Fri, Nov 08, 2002 - Page 3 News List

Lee admits to fling with communism

MEMBERSHIP The former president said he had joined the communists at a time when young Taiwanese embraced the party out of hatred for the KMT government

By Lin Mei-Chun  /  STAFF REPORTER

Former president Lee Teng-hui (李登輝) acknowledged yesterday that he had joined the Chinese Communist Party in the 1940s -- but said he did so in order to realize his ideas for Taiwan.

In an interview with a local cable-TV station yesterday, Lee said he has long been a strong opponent of communism because he understands it so well that he knows the political theory is doomed to fail.

Lee's interview came after a Chinese-language newspaper reported yesterday that the former president had joined the Communists in 1946 through the introduction of Wu Ke-tai (吳克泰).

The newspaper story was based on an interview with Wu, a retired Chinese party official, who said he had meet Lee during a visit to Taipei in March.

Lee's admission triggered an immediate furor in the Legislative Yuan, with TSU and DPP lawmakers defending him and the pan-blue camp attacking him.

Pan-green lawmakers said Lee's Communist Party association was due to his love for Taiwan while PFP and KMT lawmakers accused him of adopting a double standard.

KMT Legislator Cheng Feng-shih (鄭逢時) said it was contradictory for Lee, as a former Communist Party member, to blame the pan-blue camp for attempting to sell out Taiwan by colluding with China.

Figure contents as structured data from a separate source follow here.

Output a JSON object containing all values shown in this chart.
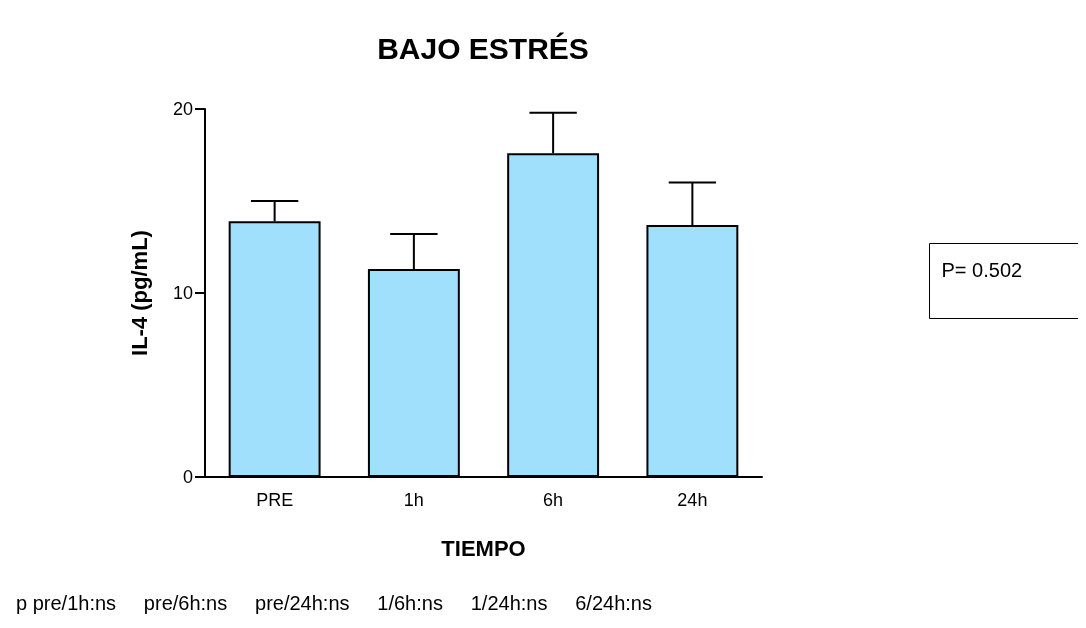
{
  "chart_data": {
    "type": "bar",
    "title": "BAJO ESTRÉS",
    "xlabel": "TIEMPO",
    "ylabel": "IL-4 (pg/mL)",
    "categories": [
      "PRE",
      "1h",
      "6h",
      "24h"
    ],
    "values": [
      13.9,
      11.3,
      17.6,
      13.7
    ],
    "errors": [
      1.1,
      1.9,
      2.2,
      2.3
    ],
    "color": "#a0e0fc",
    "ylim": [
      0,
      20
    ],
    "yticks": [
      0,
      10,
      20
    ],
    "grid": false,
    "annotations": [
      "P= 0.502",
      "p pre/1h:ns     pre/6h:ns     pre/24h:ns     1/6h:ns     1/24h:ns     6/24h:ns"
    ]
  }
}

In his books, Lee has said that he is from the era when the theories of Karl Marx and Vladimir Lenin were fashionable and Marx's Das Kapital was popular among college students.

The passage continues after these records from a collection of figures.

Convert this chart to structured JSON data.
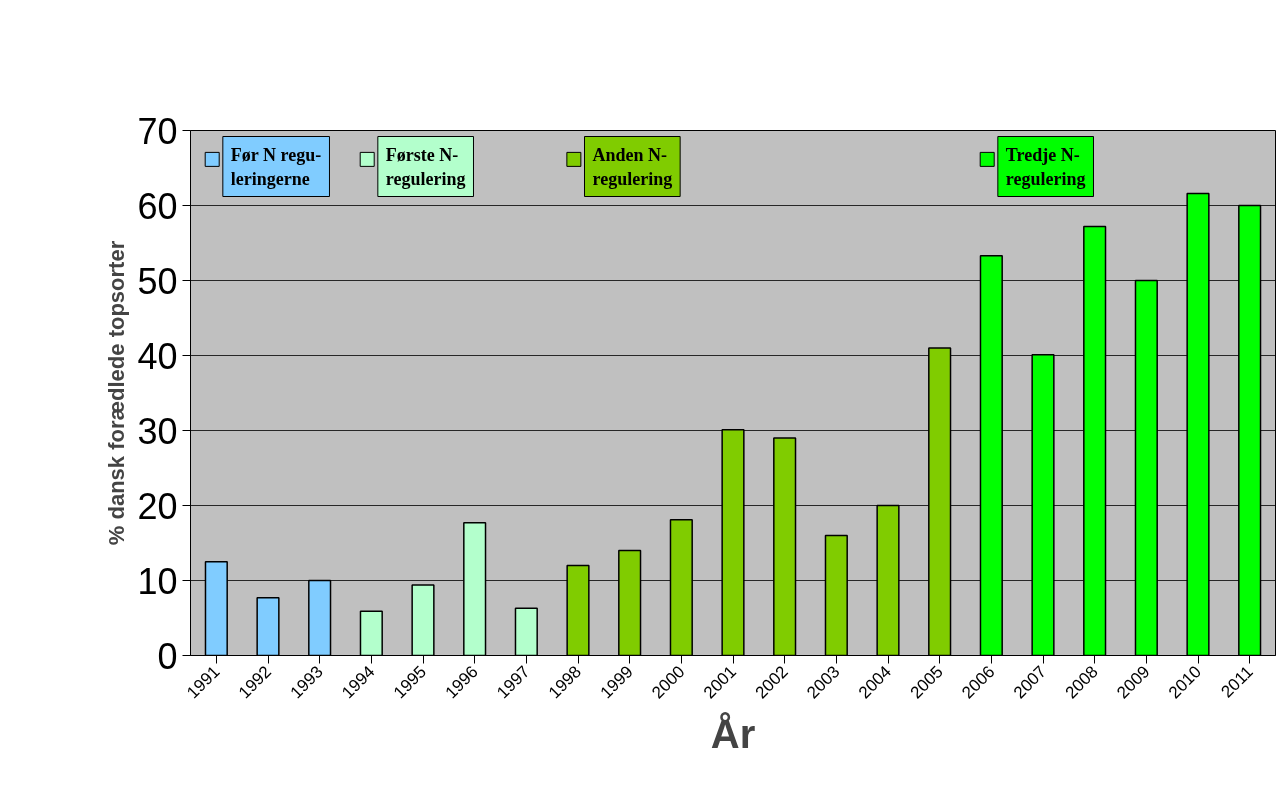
{
  "chart_data": {
    "type": "bar",
    "xlabel": "År",
    "ylabel": "% dansk forædlede topsorter",
    "categories": [
      "1991",
      "1992",
      "1993",
      "1994",
      "1995",
      "1996",
      "1997",
      "1998",
      "1999",
      "2000",
      "2001",
      "2002",
      "2003",
      "2004",
      "2005",
      "2006",
      "2007",
      "2008",
      "2009",
      "2010",
      "2011"
    ],
    "series": [
      {
        "name": "Før N regu-\nleringerne",
        "color": "#80ccff",
        "values": [
          12.5,
          7.7,
          10.0,
          null,
          null,
          null,
          null,
          null,
          null,
          null,
          null,
          null,
          null,
          null,
          null,
          null,
          null,
          null,
          null,
          null,
          null
        ]
      },
      {
        "name": "Første N-\nregulering",
        "color": "#b3ffcc",
        "values": [
          null,
          null,
          null,
          5.9,
          9.4,
          17.7,
          6.3,
          null,
          null,
          null,
          null,
          null,
          null,
          null,
          null,
          null,
          null,
          null,
          null,
          null,
          null
        ]
      },
      {
        "name": "Anden N-\nregulering",
        "color": "#80cc00",
        "values": [
          null,
          null,
          null,
          null,
          null,
          null,
          null,
          12.0,
          14.0,
          18.1,
          30.1,
          29.0,
          16.0,
          20.0,
          41.0,
          null,
          null,
          null,
          null,
          null,
          null
        ]
      },
      {
        "name": "Tredje N-\nregulering",
        "color": "#00ff00",
        "values": [
          null,
          null,
          null,
          null,
          null,
          null,
          null,
          null,
          null,
          null,
          null,
          null,
          null,
          null,
          null,
          53.3,
          40.1,
          57.2,
          50.0,
          61.6,
          60.0
        ]
      }
    ],
    "legend": "top",
    "ylim": [
      0,
      70
    ],
    "yticks": [
      0,
      10,
      20,
      30,
      40,
      50,
      60,
      70
    ],
    "grid": "y"
  }
}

According to Lee, young Taiwan-ese embraced communism in the late 1940s because they detested the KMT's alien rule.

The loathing of the KMT intensified, Lee said, after the 228 Incident.

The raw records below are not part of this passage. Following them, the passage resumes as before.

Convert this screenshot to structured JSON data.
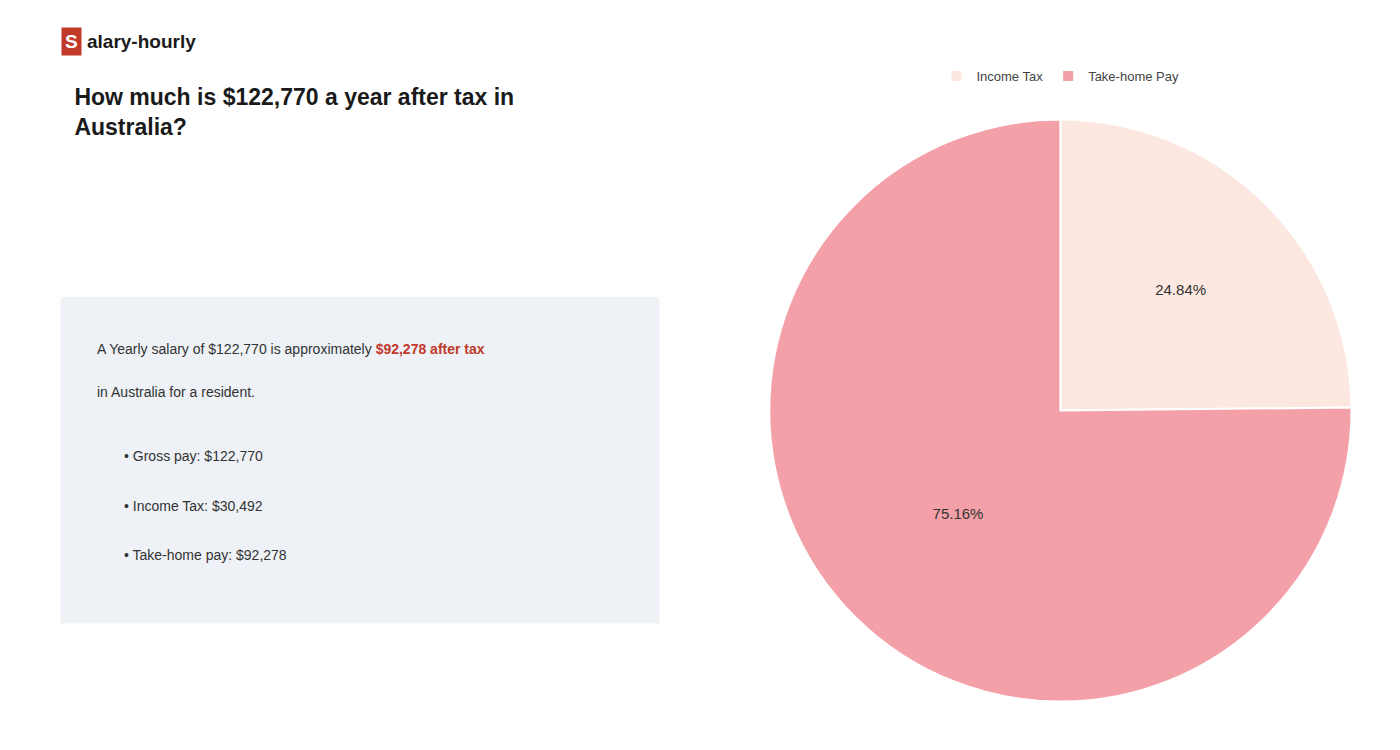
{
  "chart_data": {
    "type": "pie",
    "title": "How much is $122,770 a year after tax in\nAustralia?",
    "categories": [
      "Income Tax",
      "Take-home Pay"
    ],
    "values": [
      24.84,
      75.16
    ],
    "value_labels": [
      "24.84%",
      "75.16%"
    ],
    "colors": [
      "#fce8e0",
      "#f4a0a8"
    ],
    "data_labels": true,
    "legend": "top",
    "annotations": [
      {
        "text": "S",
        "color": "#c0392b"
      },
      {
        "text": "alary-hourly"
      },
      {
        "text": "A Yearly salary of $122,770 is approximately "
      },
      {
        "text": "$92,278 after tax",
        "color": "#c0392b"
      },
      {
        "text": "in Australia for a resident."
      },
      {
        "text": "• Gross pay: $122,770"
      },
      {
        "text": "• Income Tax: $30,492"
      },
      {
        "text": "• Take-home pay: $92,278"
      }
    ]
  }
}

He said he joined the KMT in 1971 because "the safest place is the most dangerous place."

Lee acknowledged yesterday that he had met with Wu earlier this year, but denied most of Wu's comments about the meeting.

The Taiwan-born Wu moved to China in 1949 when he was 24-years old. He was already a Communist Party member.

He had not seen Lee in 55 years, until the two men met this year, reportedly at the former president's home in Taipei.

Wu said that Lee's manners and the way he talked were still the same, but his way of thinking had changed tremendously.

Wu said that he was surprised by Lee's fondness for Japan and the US, given Lee's Communist Party membership.

"As his old friend, I had to tell him he would lead himself into a risky direction," Wu said.

In his interview, Lee was dismissive of his old friend. He said Wu was simply trying to promote himself by talking about Lee.

He also hinted that that Wu's political leanings might not be so strong, saying "the ideals held by communists no longer exist."

Lee said the main reason Wu returned to Taiwan was to claim compensation for his father, who was a victim of the KMT's White Terror era.